Троепольский кивнул и сделал все как нужно. От внезапной смены настроя мероприятия стало не по себе.
Пробираясь затем сквозь плотную толпу беспокойных граждан, Эдуард попытался представить, что стало бы с Викторией, ненароком ощупай она его ледяные пальцы. Что бы она сказала? Чем отвлекся бы он? Счастьем их совместной жизни? Парящими в безвоздушном пространстве голубых обоев слониками на стенах комнаты карапуза?
“Вот смотри! — скажет она, натужно улыбаясь. — Здесь наш милый мальчик… будет… жить…”
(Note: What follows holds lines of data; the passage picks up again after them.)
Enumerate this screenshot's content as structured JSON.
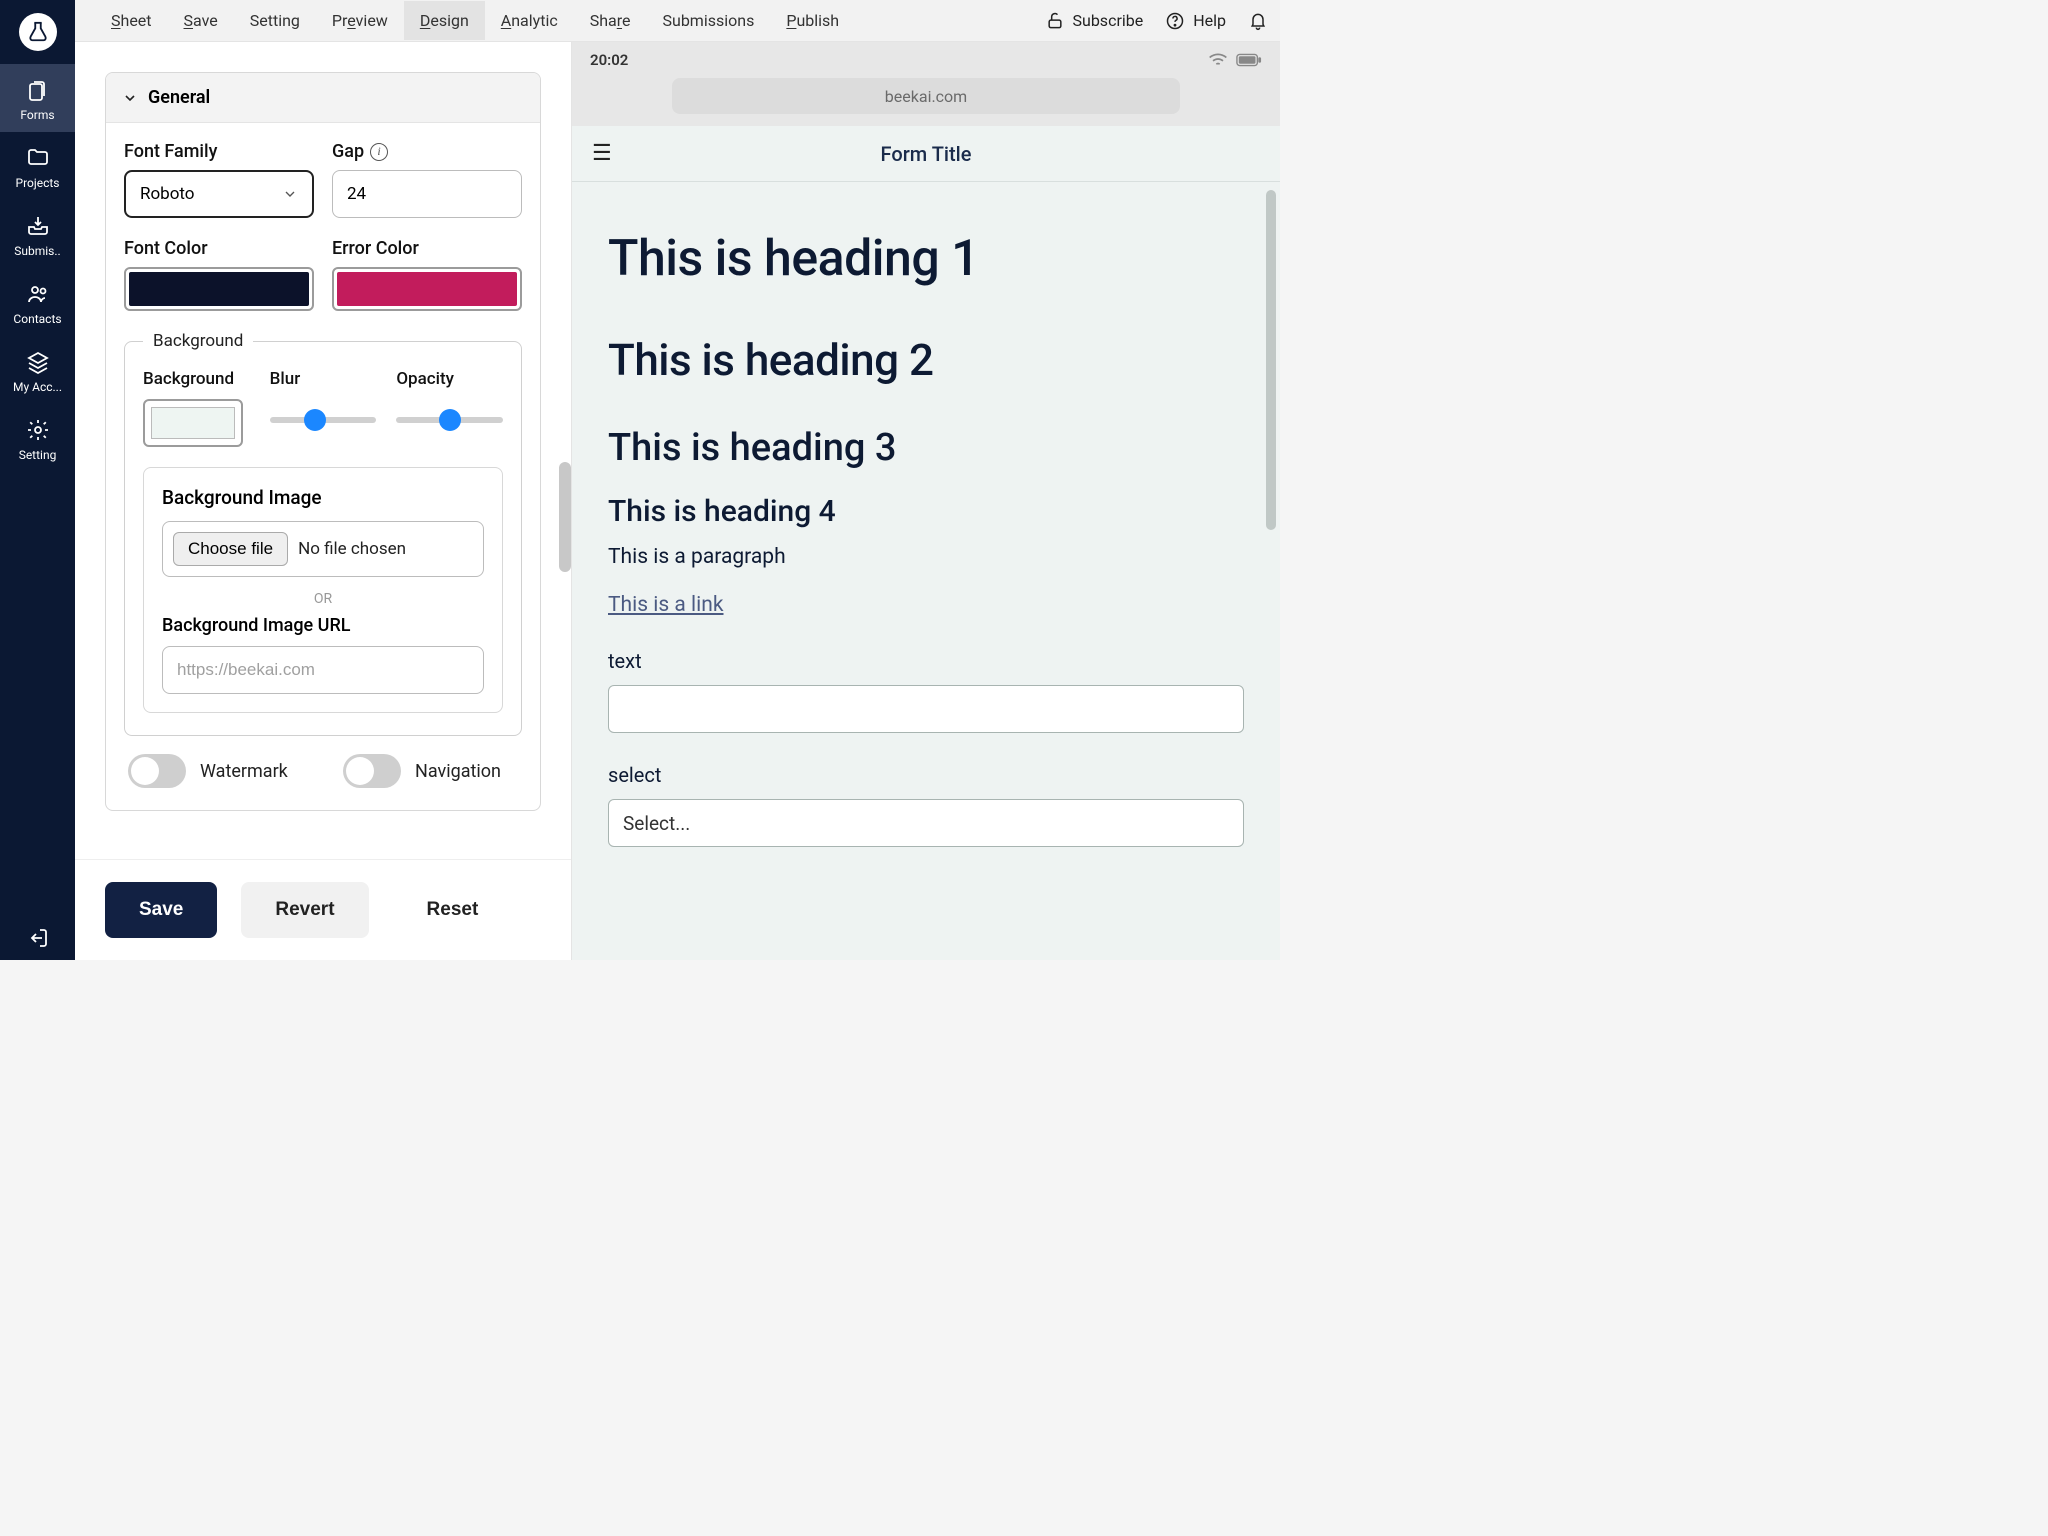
{
  "sidebar": {
    "items": [
      {
        "label": "Forms"
      },
      {
        "label": "Projects"
      },
      {
        "label": "Submis.."
      },
      {
        "label": "Contacts"
      },
      {
        "label": "My Acc..."
      },
      {
        "label": "Setting"
      }
    ]
  },
  "topmenu": {
    "items": [
      "Sheet",
      "Save",
      "Setting",
      "Preview",
      "Design",
      "Analytic",
      "Share",
      "Submissions",
      "Publish"
    ],
    "subscribe": "Subscribe",
    "help": "Help"
  },
  "design": {
    "accordion_title": "General",
    "font_family_label": "Font Family",
    "font_family_value": "Roboto",
    "gap_label": "Gap",
    "gap_value": "24",
    "font_color_label": "Font Color",
    "font_color_value": "#0c122a",
    "error_color_label": "Error Color",
    "error_color_value": "#c21c5c",
    "background_legend": "Background",
    "background_col_label": "Background",
    "blur_label": "Blur",
    "opacity_label": "Opacity",
    "bg_color_value": "#edf4f1",
    "blur_value": 40,
    "opacity_value": 50,
    "bg_image_label": "Background Image",
    "choose_file": "Choose file",
    "file_status": "No file chosen",
    "or_text": "OR",
    "bg_url_label": "Background Image URL",
    "bg_url_placeholder": "https://beekai.com",
    "watermark_label": "Watermark",
    "navigation_label": "Navigation"
  },
  "footer": {
    "save": "Save",
    "revert": "Revert",
    "reset": "Reset"
  },
  "device": {
    "time": "20:02",
    "url": "beekai.com"
  },
  "preview": {
    "form_title": "Form Title",
    "h1": "This is heading 1",
    "h2": "This is heading 2",
    "h3": "This is heading 3",
    "h4": "This is heading 4",
    "para": "This is a paragraph",
    "link": "This is a link",
    "text_label": "text",
    "select_label": "select",
    "select_placeholder": "Select..."
  }
}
— Пусти меня! Не то ударю! — крикнул Троепольский какому-то дрожащему старикашке, который у выхода придвинулся особенно близко.
На свежем воздухе немного закружилась голова, и предприниматель постоял с секунду с закрытыми глазами. Сдвинувшись с места, он чуть не налетел на кружащуюся в корявом вальсе девчушку лет девяти, с туго стянутыми в хвостик рыжими волосами. От неожиданности она пригнулась к земле, зажмурив глаза. Но лицо ее вновь просветлело, как только прохожий быстро отошел к автомобилю.
Унылый город вскоре оставил Эдуарда в покое. Одинокая дорога казалась предназначенной ему одному. На обгон никто не шел. Ветер был по-летнему теплый, с порывами. Казалось бы, нечего желать. Но где-то за километр до загородного дома склонилась над ним тень неуместного беспокойства.
“Прочь! Прочь!” — отмахнулся предприниматель, и на этот раз тень с поклоном отступила, кивнув на показавшуюся из-за высоких сосен красную черепичную крышу.
Виктории не было видно в окне, но Троепольский уверил себя, что она как никогда мучается ожиданием встречи с ним. Думает о нем, предугадывая каждый шаг.
Вот он подъехал к воротам, притормозил, вышел из автомобиля, расправляя сведенные за время пути плечи.
Открыл ключами калитку, распахнул ворота. Вернулся в салон и заехал во двор. Затем вышел снова, ступая тяжело и уверенно по спрессованному в плитки камню, будто хотел нащупать почву необыкновенно рыхлую, пригодную для быстрого рытья канавы или колодца.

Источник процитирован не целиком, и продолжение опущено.